Downtown Turners Falls to have first new building since ’50s

  • The vacant building at 38 Avenue A will likely be torn down and replaced with a four-story building with storefronts at street level, and offices and apartments upstairs. STAFF PHOTO/MAX MARCUS

Staff Writer
Published: 10/23/2019 11:00:11 PM

TURNERS FALLS — The first new building in downtown Turners Falls since the 1950s is set to be built across the street from Town Hall, in the long-vacant lot on the corner of Avenue A and 2nd Street.

The plan is to demolish the present 2,000 square-foot cinder block building, and replace it with a 40,000 square-foot, four-story building, designed to look somewhat like the Grand Trunk Hotel that was on the property until the 1960s.

The new building will have retail spaces on the first floor, a doctor’s office on the second floor, and apartments on the third and fourth floors. The exact details of the design may still be changing, though, said Town Planner Walter Ramsey.

The lot, 38 Avenue A, is owned by the town. In August, the town put out a request for proposals to develop the property into a new, mixed-use, multi-story building.

The proposal for this four-story building came from New England Wound Care, a medical clinic at 7 Burnham St. that would be expanding into the new building, Ramsey said. The town Economic Development and Industrial Corp., the organization that legally owns the property, accepted the proposal on Oct. 16.

This proposal was one of two the town received, and was the only one that met the goals for the property as stated in the town’s request, Ramsey said.

The other proposal, the one the town rejected, came from Montague Community Television, the local public access station. MCTV’s proposal was to rehabilitate the present building and use it as a studio space.

“It didn’t meet the threshold of the stated desires,” Ramsey said.

Historically, the property was first developed in 1875 by Bernard “Barney” Farren, according to Ed Gregory, chair of the Montague Historical Commission.

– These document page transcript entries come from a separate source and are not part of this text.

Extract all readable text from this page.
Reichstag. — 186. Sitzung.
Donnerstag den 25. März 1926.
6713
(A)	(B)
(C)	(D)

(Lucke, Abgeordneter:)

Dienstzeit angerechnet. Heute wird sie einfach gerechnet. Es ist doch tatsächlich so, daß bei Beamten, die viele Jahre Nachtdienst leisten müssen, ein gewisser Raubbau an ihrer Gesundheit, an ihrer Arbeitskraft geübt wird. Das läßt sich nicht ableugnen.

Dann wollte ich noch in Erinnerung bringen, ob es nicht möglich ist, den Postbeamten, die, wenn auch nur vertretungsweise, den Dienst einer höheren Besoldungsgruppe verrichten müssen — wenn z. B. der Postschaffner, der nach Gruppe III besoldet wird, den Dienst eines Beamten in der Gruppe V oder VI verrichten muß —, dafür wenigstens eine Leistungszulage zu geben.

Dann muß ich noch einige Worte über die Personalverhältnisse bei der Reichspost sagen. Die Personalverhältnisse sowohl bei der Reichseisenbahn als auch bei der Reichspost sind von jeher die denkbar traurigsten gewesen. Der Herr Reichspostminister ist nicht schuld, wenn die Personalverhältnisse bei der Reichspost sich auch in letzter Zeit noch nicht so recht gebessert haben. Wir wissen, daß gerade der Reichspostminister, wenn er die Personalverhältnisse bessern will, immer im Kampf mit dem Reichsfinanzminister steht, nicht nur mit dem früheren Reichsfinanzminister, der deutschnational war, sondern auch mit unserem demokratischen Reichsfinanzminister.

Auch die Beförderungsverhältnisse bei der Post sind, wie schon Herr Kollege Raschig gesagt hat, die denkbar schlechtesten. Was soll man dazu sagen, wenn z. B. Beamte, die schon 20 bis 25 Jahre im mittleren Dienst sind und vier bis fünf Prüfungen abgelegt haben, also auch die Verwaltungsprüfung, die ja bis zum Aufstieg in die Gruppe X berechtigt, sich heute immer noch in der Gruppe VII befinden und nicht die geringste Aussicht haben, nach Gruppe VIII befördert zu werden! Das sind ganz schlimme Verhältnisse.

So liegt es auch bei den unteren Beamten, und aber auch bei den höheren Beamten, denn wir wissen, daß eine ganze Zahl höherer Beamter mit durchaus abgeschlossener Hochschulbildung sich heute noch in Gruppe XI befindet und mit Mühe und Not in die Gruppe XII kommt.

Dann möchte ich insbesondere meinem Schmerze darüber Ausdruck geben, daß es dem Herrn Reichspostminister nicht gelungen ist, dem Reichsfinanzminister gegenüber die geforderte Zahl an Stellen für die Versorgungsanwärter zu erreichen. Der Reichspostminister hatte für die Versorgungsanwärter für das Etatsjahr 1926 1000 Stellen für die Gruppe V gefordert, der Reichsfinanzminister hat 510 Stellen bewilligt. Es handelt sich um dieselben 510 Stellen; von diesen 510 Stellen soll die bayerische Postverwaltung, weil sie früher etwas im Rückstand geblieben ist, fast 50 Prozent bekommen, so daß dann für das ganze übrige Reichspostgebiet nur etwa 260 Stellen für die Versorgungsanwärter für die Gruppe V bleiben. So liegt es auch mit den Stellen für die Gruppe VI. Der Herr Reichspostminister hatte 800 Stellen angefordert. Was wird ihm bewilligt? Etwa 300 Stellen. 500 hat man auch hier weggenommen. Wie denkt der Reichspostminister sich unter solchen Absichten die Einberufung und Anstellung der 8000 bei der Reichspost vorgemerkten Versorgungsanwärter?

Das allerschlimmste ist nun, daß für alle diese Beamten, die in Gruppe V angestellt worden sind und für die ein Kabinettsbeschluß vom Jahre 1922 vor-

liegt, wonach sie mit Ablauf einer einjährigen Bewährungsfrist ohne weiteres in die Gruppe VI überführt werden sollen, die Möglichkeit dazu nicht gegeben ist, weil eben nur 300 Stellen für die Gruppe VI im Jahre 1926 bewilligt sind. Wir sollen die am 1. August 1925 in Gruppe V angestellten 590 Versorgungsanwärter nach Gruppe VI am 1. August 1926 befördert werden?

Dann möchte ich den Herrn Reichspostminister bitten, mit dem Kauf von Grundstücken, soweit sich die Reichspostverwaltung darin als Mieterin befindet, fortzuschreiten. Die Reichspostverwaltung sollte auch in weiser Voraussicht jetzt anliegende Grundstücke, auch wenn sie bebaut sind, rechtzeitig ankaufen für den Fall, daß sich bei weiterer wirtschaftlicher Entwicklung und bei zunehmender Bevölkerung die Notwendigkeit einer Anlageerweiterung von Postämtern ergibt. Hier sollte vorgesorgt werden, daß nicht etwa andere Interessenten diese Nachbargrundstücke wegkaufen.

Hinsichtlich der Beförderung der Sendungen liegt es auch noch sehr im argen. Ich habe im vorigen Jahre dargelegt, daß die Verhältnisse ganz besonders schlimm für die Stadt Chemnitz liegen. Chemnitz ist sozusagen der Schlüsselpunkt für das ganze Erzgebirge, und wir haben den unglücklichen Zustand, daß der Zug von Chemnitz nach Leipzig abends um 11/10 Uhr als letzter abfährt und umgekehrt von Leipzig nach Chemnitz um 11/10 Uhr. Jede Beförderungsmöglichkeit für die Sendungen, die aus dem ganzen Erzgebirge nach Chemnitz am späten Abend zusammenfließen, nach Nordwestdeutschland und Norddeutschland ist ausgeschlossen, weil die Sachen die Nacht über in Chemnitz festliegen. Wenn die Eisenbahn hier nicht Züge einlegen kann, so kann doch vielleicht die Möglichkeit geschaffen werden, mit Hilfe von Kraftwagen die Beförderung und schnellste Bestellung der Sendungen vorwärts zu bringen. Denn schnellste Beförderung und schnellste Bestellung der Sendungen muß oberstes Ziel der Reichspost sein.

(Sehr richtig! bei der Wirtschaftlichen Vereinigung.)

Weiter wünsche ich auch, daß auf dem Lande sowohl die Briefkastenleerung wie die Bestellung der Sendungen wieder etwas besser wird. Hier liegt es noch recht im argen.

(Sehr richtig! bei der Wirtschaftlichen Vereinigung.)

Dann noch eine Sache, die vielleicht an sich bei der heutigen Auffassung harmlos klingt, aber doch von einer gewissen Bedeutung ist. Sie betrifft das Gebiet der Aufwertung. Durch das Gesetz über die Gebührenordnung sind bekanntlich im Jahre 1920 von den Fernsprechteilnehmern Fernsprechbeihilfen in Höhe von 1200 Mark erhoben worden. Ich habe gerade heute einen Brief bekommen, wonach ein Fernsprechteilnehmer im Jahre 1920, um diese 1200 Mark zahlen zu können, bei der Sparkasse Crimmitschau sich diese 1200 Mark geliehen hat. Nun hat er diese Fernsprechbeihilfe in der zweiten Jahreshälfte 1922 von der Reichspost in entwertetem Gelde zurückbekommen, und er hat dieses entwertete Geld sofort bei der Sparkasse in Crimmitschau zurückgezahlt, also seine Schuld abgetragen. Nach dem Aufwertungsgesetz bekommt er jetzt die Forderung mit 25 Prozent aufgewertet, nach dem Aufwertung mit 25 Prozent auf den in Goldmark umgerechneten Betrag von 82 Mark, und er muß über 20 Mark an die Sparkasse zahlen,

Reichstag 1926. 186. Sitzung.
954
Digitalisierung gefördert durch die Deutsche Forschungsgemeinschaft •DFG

Originally called the Farren House, it had storefronts on the first floor, and on the upper floors were social spaces, meeting rooms used by town committees and hotel rooms, Gregory said. The hotel drew much of its business from the seasonal logging industry on the Connecticut River.

It became the Grand Trunk Hotel around the turn of the century when ownership changed, Gregory said. By the late ‘50s, though, the building had fallen into disrepair — the retail shops had left, and local youth would break into the vacant spaces. The building was demolished in 1968, and soon after that it became a gas station, Gregory said.

Now in the space where the gas pumps once were, there is a grassy field, and nothing to indicate that it isn’t a less-landscaped extension of the park next to it. The cinder block building, set back far from the road, used to be a Cumberland Farms.

The town has owned the property for at least 20 years, Ramsey said, and this is not the first attempt to get it redeveloped.

Most recently, Crab Apple Whitewater, a rafting company based in Charlemont, had agreed to buy the building. The company was interested in the potential for this section of the Connecticut River to be opened for more recreational use, Ramsey said.

The FirstLight power company, which operates two hydro-electric dams in Turners Falls, is in the process of renewing its federal licenses, and greater recreational use of the river is not out of the question. But in the last year it has become apparent that FirstLight’s negotiations have stalled, and Crab Apple felt that it could not yet invest in the location, Ramsey said. Crab Apple withdrew from the deal in March, he added.

If this newly proposed building does come to fruition, it will be the first new building in downtown Turners Falls since the 1950s, Ramsey said. More broadly there have been other new buildings, such as the Greenfield Savings Bank, farther down Avenue A, which Ramsey said was built in 2009, and residential homes. But there has not been a new downtown-style building, with street-level storefronts and upper-level apartments.

The new building’s footprint is 20 times larger than the present building’s, so it will take up the whole space that is now grass. In their proposal, the developers said they want to break ground in 2020, Ramsey said.

New England Wound Care proposed to buy the property for $1, which Ramsey said is not unrealistic. The town’s financial incentive in selling the property is not in the sale price, he explained, but in drawing tax revenue from the property and in the extra economic activity that will come with the new storefronts, new apartments and a new centrally located doctor’s office.

“As far as the town is concerned, it’s an exciting proposal,” Ramsey said. “The town stands to benefit significantly.”